Alastair Mackinnon, Chief Medical Officer of Mereo BioPharma Group plc commented:
“This is another important milestone in the development of BPS-804 for Osteogenesis Imperfecta, which is a serious, debilitating and painful orphan disease for which there are currently no EMA or FDA approved treatments. We believe BPS-804’s mechanism of action is specifically suited to OI and has the potential to become a novel treatment option that could reduce fractures and improve quality of life of these patients. We look forward to announcing data from this study during the course of 2019.”
About BPS-804 (Setrusumab)
BPS-804 is a fully humanised monoclonal antibody that inhibits sclerostin, a protein which inhibits the activity of bone-forming cells. The mechanism of action of BPS-804 could be particularly well suited for the treatment of OI and has the potential to become a novel treatment that could reduce fractures and improve patient quality of life.

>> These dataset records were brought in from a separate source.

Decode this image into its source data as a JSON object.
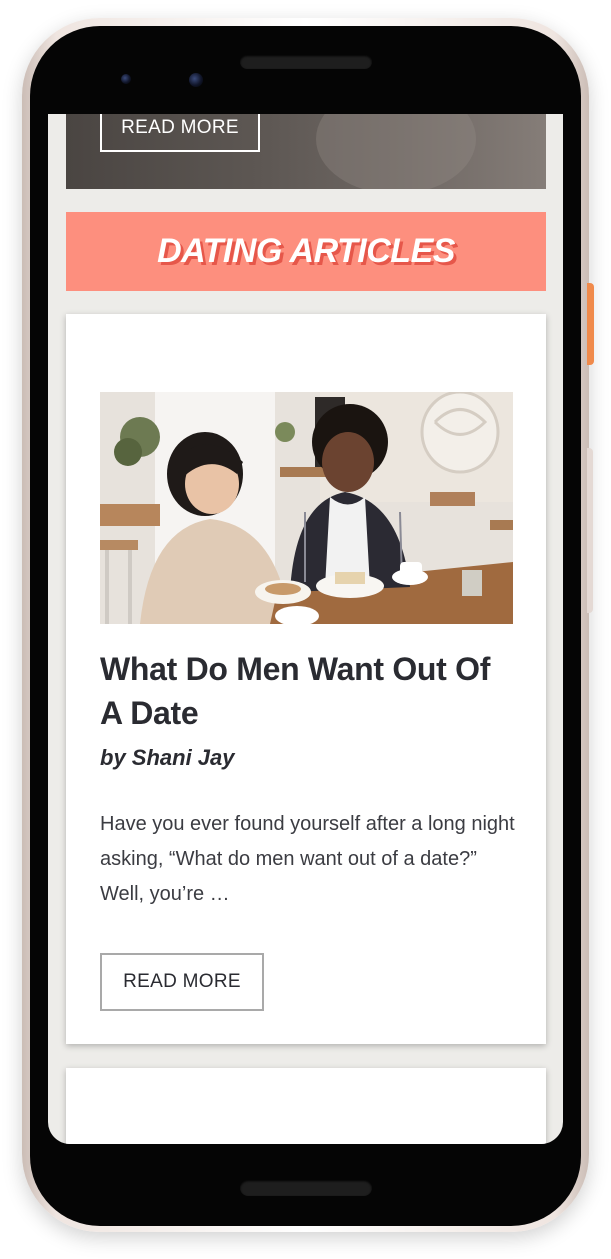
{
  "top_card": {
    "read_more_label": "READ MORE"
  },
  "section": {
    "title": "DATING ARTICLES",
    "banner_color": "#fd8f7e"
  },
  "article": {
    "image_alt": "Couple smiling at a cafe table",
    "title": "What Do Men Want Out Of A Date",
    "author": "by Shani Jay",
    "excerpt": "Have you ever found yourself after a long night asking, “What do men want out of a date?” Well, you’re …",
    "read_more_label": "READ MORE"
  }
}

OI is a rare genetic disorder that is characterized by fragile bones and reduced bone mass resulting in bones that break easily, loose joints and weakened teeth. In severe cases patients may experience hundreds of fractures in a lifetime. In addition, people with OI often suffer muscle weakness, early hearing loss, fatigue, curved bones, scoliosis, respiratory problems and short stature. The majority of cases of OI (estimated at approximately 90%) are caused by a dominant mutation in a gene coding for type I collagen, a key component of healthy bone. Current treatment of OI is supportive, focusing on minimizing fractures and maximizing mobility, but to date, there are no EMA or FDA approved treatments.

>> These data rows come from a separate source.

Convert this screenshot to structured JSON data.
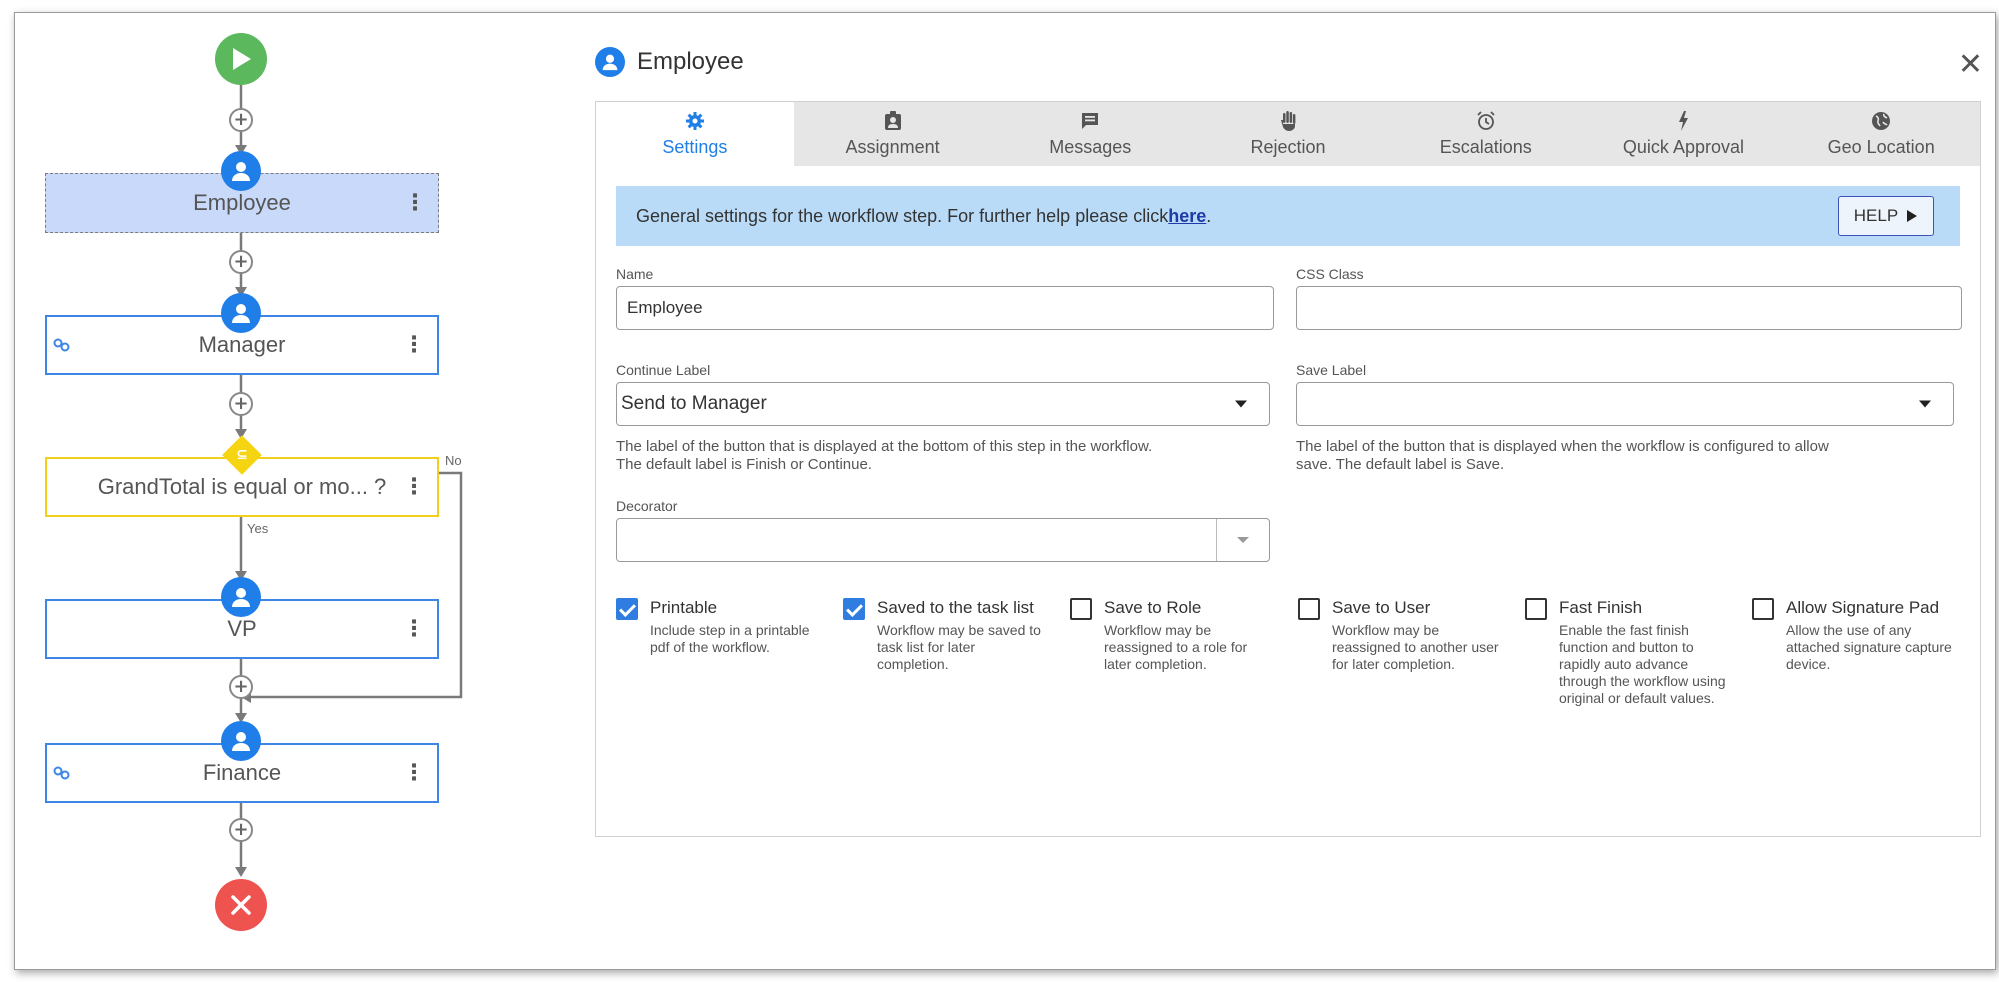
{
  "workflow": {
    "steps": [
      {
        "label": "Employee",
        "type": "user",
        "selected": true,
        "linked": false
      },
      {
        "label": "Manager",
        "type": "user",
        "selected": false,
        "linked": true
      },
      {
        "label": "GrandTotal is equal or mo... ?",
        "type": "condition",
        "selected": false,
        "linked": false
      },
      {
        "label": "VP",
        "type": "user",
        "selected": false,
        "linked": false
      },
      {
        "label": "Finance",
        "type": "user",
        "selected": false,
        "linked": true
      }
    ],
    "branch_yes": "Yes",
    "branch_no": "No",
    "start_icon": "play-icon",
    "end_icon": "close-icon",
    "colors": {
      "step_border": "#3d86e6",
      "selected_bg": "#c9d9f9",
      "condition": "#f2cf1a",
      "start": "#5cb85c",
      "end": "#ef5350"
    }
  },
  "dialog": {
    "title": "Employee",
    "tabs": [
      {
        "label": "Settings",
        "icon": "gear-icon",
        "active": true
      },
      {
        "label": "Assignment",
        "icon": "badge-icon",
        "active": false
      },
      {
        "label": "Messages",
        "icon": "message-icon",
        "active": false
      },
      {
        "label": "Rejection",
        "icon": "hand-icon",
        "active": false
      },
      {
        "label": "Escalations",
        "icon": "alarm-icon",
        "active": false
      },
      {
        "label": "Quick Approval",
        "icon": "lightning-icon",
        "active": false
      },
      {
        "label": "Geo Location",
        "icon": "globe-icon",
        "active": false
      }
    ],
    "banner": {
      "text": "General settings for the workflow step. For further help please click ",
      "link": "here",
      "suffix": ".",
      "help_label": "HELP"
    },
    "fields": {
      "name": {
        "label": "Name",
        "value": "Employee"
      },
      "css_class": {
        "label": "CSS Class",
        "value": ""
      },
      "continue_label": {
        "label": "Continue Label",
        "value": "Send to Manager",
        "hint": "The label of the button that is displayed at the bottom of this step in the workflow. The default label is Finish or Continue."
      },
      "save_label": {
        "label": "Save Label",
        "value": "",
        "hint": "The label of the button that is displayed when the workflow is configured to allow save. The default label is Save."
      },
      "decorator": {
        "label": "Decorator",
        "value": ""
      }
    },
    "options": [
      {
        "title": "Printable",
        "desc": "Include step in a printable pdf of the workflow.",
        "checked": true
      },
      {
        "title": "Saved to the task list",
        "desc": "Workflow may be saved to task list for later completion.",
        "checked": true
      },
      {
        "title": "Save to Role",
        "desc": "Workflow may be reassigned to a role for later completion.",
        "checked": false
      },
      {
        "title": "Save to User",
        "desc": "Workflow may be reassigned to another user for later completion.",
        "checked": false
      },
      {
        "title": "Fast Finish",
        "desc": "Enable the fast finish function and button to rapidly auto advance through the workflow using original or default values.",
        "checked": false
      },
      {
        "title": "Allow Signature Pad",
        "desc": "Allow the use of any attached signature capture device.",
        "checked": false
      }
    ],
    "accent": "#1f7ee8",
    "banner_bg": "#b9dbf7"
  }
}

1 Bone microarchitecture assessed by HRpQCT as Predictor of Fracture Risk in Postmenopausal Women: The OFELY Study Journal of Bone Mineral Research 9 March 2017
FOR FURTHER ENQUIRIES:
Mereo BioPharma Group plc +44 (0)333 023 7300
Denise Scots-Knight, Chief Executive Officer
Richard Jones, Chief Financial Officer
Cantor Fitzgerald Europe (Nominated Adviser and Broker) +44 (0)20 7894 7000
RBC Capital Markets (Joint Broker) +44 (0)20 7653 4000
FTI Consulting (Public Relations Adviser) +44 (0)20 3727 1000
Burns McClellan (US Public Relations Advisor to Mereo Biopharma) +01 (0) 212 213 0006
ABOUT MEREO BIOPHARMA
Mereo is a biopharmaceutical company focused on the development and commercialization of innovative therapeutics that aim to improve outcomes for patients with rare diseases. The portfolio currently consists of four clinical-stage product candidates, each of which were acquired from large pharmaceutical companies: BPS-804 (setrusumab) for the treatment of osteogenesis imperfecta (“OI”); MPH-966 (alvelestat) for the treatment of severe alpha-1 antitrypsin deficiency (“AATD”); BCT-197 for the treatment of acute exacerbations of chronic obstructive pulmonary disease, (“AECOPD”); and BGS-649 for the treatment of hypogonadotropic hypogonadism ("HH") in obese men. Each of the Company's product candidates has generated positive clinical data for Mereo's target indication or in a related indication. The Company's strategy is to selectively acquire product candidates that have already received significant investment from pharmaceutical companies and that have substantial preclinical, clinical and manufacturing data packages. Since inception the Company has commenced large, randomized, placebo-controlled Phase 2 clinical trials for all four of the product candidates and has previously announced positive top-line results from two of its clinical trials: a Phase 2 trial with BCT-197 in December 2017 and a Phase 2b dose-ranging study with BGS-649 in March 2018.